ABC (Sevilla)

Verde esperanza de Romero

La esperanza es virtud, es gracia para el cristiano, es querer vivir en paz y sabiéndono­s creados por un Dios que mira al mundo y lo lleva entre las manos.

- POR LUTGARDO GARCÍA LUTGARDO GARCÍA DÍAZ ES POETA

UNA virtud teologal es la esperanza y es algo que sabemos lo que es, pero tal vez no acertamos a definir con palabras. Algo sublime y cercano, como el tiempo o la verdad, como el amor o el abrazo de un amigo de la infancia, como la luz del ocaso… todo aquello que engrandece y no puedes explicarlo. Sí, la esperanza es virtud, es gracia para el cristiano, es querer vivir en paz y sabiéndono­s creados por un Dios que mira al mundo y lo lleva entre las manos. La esperanza es esperar, ser consciente­s del regalo que es la vida que nos dieron sin que nos la merezcamos. Es vivir buscando a Dios, es mirar hacia lo alto, es soñar eternidad, es esperar que la mano de la luz te envuelva en oro sin esperar nada a cambio. Siendo pobres, la esperanza nos convierte en millonario­s poseedores de un tesoro que es la ilusión. Esperamos la plenitud prometida y ese sueño lo guardamos en los arcones del alma sin que pueda erosionarl­o ni la angustia, ni el dolor, ni la muerte ni el fracaso.

Sevilla, que de esperanzas sabe lo que no está hablado e igual la encuentra en el puente que la deslumbra en un Arco, sabe bien de una esperanza que lleva un nombre asignado. La esperanza es descubrir que es abril y está anunciado en los carteles del mundo -cada esquina es un retablo- un nombre: Curro Romero. El nombre de un ser humano que nos devuelve la gloria de soñar con el pasado. Un nombre que trae consigo un andar lento y templado, unas hojas de romero, un traje color tabaco, el desplegar de una capa como minúsculo ocaso recogido por las yemas, suavemente, muy despacio… Un lance es una caricia, es un soplo del océano, es una hoja naciendo, es un soplo de lo alto, un dolor que nos bendice, es como un beso en los labios. Un lance es una verdad, es un sueño dibujado, una canción sin palabras, una herida en los costados. Toda la vida se puede vivir en un capotazo, de esos que llevan el tiempo confundido en el engaño. Todo eso lo hizo él, y por eso aún lo esperamos, lo vemos por las troneras del recuerdo caminando. Ángel de los callejones que repartía milagros y sembraba la armonía entre el mundo y el espacio.

Bajo el signo de diciembre, adviento en el calendario, vino a nacer entre el río y los mosaicos romanos.
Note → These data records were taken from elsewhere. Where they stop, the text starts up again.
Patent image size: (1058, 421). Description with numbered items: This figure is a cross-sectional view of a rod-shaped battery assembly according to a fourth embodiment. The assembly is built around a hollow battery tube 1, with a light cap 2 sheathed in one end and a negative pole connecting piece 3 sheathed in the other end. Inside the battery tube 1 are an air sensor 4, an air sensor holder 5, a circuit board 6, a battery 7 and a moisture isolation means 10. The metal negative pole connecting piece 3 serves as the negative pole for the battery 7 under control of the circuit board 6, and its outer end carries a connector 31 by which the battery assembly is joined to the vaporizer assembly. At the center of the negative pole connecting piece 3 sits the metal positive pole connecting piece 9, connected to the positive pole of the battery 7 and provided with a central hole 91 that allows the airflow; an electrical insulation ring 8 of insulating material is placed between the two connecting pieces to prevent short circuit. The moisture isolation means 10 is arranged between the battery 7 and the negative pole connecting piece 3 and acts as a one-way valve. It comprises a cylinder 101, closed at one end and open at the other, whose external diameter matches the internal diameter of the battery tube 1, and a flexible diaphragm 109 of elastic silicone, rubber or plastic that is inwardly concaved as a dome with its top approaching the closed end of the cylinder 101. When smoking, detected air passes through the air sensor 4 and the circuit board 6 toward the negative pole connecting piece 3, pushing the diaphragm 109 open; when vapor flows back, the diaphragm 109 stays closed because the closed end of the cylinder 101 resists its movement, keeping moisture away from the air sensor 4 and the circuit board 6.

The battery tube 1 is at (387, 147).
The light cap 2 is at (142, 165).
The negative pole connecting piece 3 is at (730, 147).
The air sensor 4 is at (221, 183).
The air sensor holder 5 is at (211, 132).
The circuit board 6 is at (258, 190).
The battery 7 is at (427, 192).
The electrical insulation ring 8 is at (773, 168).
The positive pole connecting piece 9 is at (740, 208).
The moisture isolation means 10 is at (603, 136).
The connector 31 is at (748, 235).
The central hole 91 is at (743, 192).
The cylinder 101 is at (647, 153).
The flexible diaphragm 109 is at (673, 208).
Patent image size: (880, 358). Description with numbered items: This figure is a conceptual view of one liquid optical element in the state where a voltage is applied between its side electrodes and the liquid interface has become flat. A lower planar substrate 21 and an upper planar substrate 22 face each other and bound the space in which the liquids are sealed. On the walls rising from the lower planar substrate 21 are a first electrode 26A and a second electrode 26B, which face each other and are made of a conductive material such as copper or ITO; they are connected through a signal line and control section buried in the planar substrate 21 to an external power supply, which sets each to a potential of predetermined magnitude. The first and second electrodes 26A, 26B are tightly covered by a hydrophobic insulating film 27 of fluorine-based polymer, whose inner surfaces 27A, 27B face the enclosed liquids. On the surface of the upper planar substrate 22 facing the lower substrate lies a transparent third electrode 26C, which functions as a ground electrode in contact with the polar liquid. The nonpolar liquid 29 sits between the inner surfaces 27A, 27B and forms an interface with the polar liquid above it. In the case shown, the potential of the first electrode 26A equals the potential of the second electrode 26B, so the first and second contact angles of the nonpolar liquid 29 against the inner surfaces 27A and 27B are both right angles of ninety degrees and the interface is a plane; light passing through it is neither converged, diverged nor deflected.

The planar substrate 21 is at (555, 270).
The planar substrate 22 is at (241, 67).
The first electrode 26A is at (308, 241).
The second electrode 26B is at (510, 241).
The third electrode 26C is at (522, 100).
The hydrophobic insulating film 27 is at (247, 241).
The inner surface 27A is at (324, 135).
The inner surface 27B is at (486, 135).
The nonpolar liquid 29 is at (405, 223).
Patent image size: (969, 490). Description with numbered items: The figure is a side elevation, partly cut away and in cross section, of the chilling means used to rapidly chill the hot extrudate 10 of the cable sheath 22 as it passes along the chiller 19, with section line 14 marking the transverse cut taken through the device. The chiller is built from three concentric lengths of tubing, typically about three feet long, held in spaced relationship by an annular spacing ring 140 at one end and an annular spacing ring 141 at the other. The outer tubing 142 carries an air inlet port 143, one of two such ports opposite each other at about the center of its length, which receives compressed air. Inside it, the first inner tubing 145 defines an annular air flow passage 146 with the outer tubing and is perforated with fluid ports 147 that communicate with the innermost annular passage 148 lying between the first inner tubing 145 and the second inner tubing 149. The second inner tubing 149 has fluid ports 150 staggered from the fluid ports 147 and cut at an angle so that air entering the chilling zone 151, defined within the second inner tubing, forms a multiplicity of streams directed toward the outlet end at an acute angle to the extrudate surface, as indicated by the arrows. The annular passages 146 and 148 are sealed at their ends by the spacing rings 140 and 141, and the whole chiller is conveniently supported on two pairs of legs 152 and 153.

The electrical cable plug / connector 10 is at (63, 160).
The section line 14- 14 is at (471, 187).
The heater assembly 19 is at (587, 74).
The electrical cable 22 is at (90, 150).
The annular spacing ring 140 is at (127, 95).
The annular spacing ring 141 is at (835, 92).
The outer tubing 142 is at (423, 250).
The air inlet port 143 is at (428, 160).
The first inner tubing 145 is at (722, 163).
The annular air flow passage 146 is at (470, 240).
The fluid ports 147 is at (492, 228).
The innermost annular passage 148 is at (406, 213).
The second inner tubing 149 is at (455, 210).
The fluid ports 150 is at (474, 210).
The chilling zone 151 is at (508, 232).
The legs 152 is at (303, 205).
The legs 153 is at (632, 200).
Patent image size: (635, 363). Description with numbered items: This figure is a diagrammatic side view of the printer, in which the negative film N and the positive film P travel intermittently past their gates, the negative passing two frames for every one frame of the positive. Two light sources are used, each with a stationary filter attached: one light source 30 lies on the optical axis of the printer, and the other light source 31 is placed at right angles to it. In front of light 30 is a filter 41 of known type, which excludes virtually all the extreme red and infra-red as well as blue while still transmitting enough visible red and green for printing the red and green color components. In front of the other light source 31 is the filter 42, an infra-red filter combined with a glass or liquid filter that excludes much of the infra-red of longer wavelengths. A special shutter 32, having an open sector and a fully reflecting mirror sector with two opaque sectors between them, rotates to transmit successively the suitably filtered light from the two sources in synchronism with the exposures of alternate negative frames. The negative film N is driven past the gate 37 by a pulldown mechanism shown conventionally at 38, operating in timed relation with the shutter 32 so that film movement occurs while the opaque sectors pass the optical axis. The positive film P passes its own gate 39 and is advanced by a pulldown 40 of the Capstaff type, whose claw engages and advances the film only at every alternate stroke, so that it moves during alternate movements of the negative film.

Le han llamado «el faraón» porque llevaba guardados los papiros y el perfume, la escritura de los astros, la luz de plata del Nilo que busca el Mediterrán­eo. Faraón es «casa grande», ese es su significad­o. Su toreo -más que casa- viene a ser como un palacio en donde habita la gracia, es un castillo encantado por donde corren los duendes con música entre las manos. Le dicen «el faraón» pero para mí es el mago, que hizo que medio minuto se convirtier­a en cien años, que volvió el instante eterno, e hizo del detalle un rapto, un soplo de eternidad, un lugar de lo sagrado.

De la esperanza, decimos, porque lo dijo San Pablo, que es la segunda virtud y por ella «somos salvos». Que es un don que siembra Dios, no es un estado de ánimo. Con solo tenerla ya, empezamos a salvarnos. Y él nos salvó tantas tardes de lo triste, de lo aciago, y con salir a las rayas, con solo un abrir de manos nos hizo creer de nuevo, sentirnos afortunado­s. Hizo verdad la esperanza y la hizo toreando. Una bienaventu­ranza es llamarse partidario y en el monte de un tendido, a boca llena proclamo: Dichosos los que lo vieron. Dichosos los que aguardaron. Los que tuvieron paciencia y estuvieron a su lado a pesar de las tormentas, de las cruces y el calvario. Dichosos los que supieron lo que envolvía aquel paño. Los que pudieron callar a insultos del populacho. Los que ofrecieron la otra mejilla al almohadill­azo. Dichosos los que esperaron las enseñanzas de un sabio, hombre de pocas palabras, niño que creció en el campo y que escribió su evangelio sobre el albero dorado. Dichosos los que contaron sus prodigios y su encanto porque a ellos se les dio la gloria en u fogonazo. Porque de ellos es el reino del recuerdo inmaculado.

La esperanza es torear, como él hizo, tan despacio que pareciera que el mundo se estuviera despertand­o. Es sentirnos en el Cielo, saber que se han ordenado la luz, la música, el viento en un simple muletazo. Si el color de la esperanza es el verde, aquí pensamos, que es el verde del romero que tantas tardes colgamos como credo misterioso de la fe que proclamamo­s.

Es el verde del romero que llovía grada abajo cuando al fin se revelaba lo que se había anunciado. Verde de las profecías que salían de los patios, de los jardines del sur, de los montes, de los campos para cantar en cien lenguas que él estaba toreando. La esperanza es que Sevilla, hoy lo siga recordando, porque estamos en abril, en el mes de los milagros, cuando resucita todo en la pascua que es el paso a la tierra prometida, a los bienes que esperamos. Y Sevilla espera así, verlo caminar despacio hacia un patio de cuadrillas, donde resuenan los cascos, donde se lían cien miedos por los callejones blancos. Soñamos verlo venir, con azabaches de antaño y su esperanza guardada dentro de un pañuelo mágico. Como una madre del sur, Sevilla lo está esperando, para decirle al pasar, imponiéndo­le las manos: «Francisco Romero López, Dios te guarde muchos años».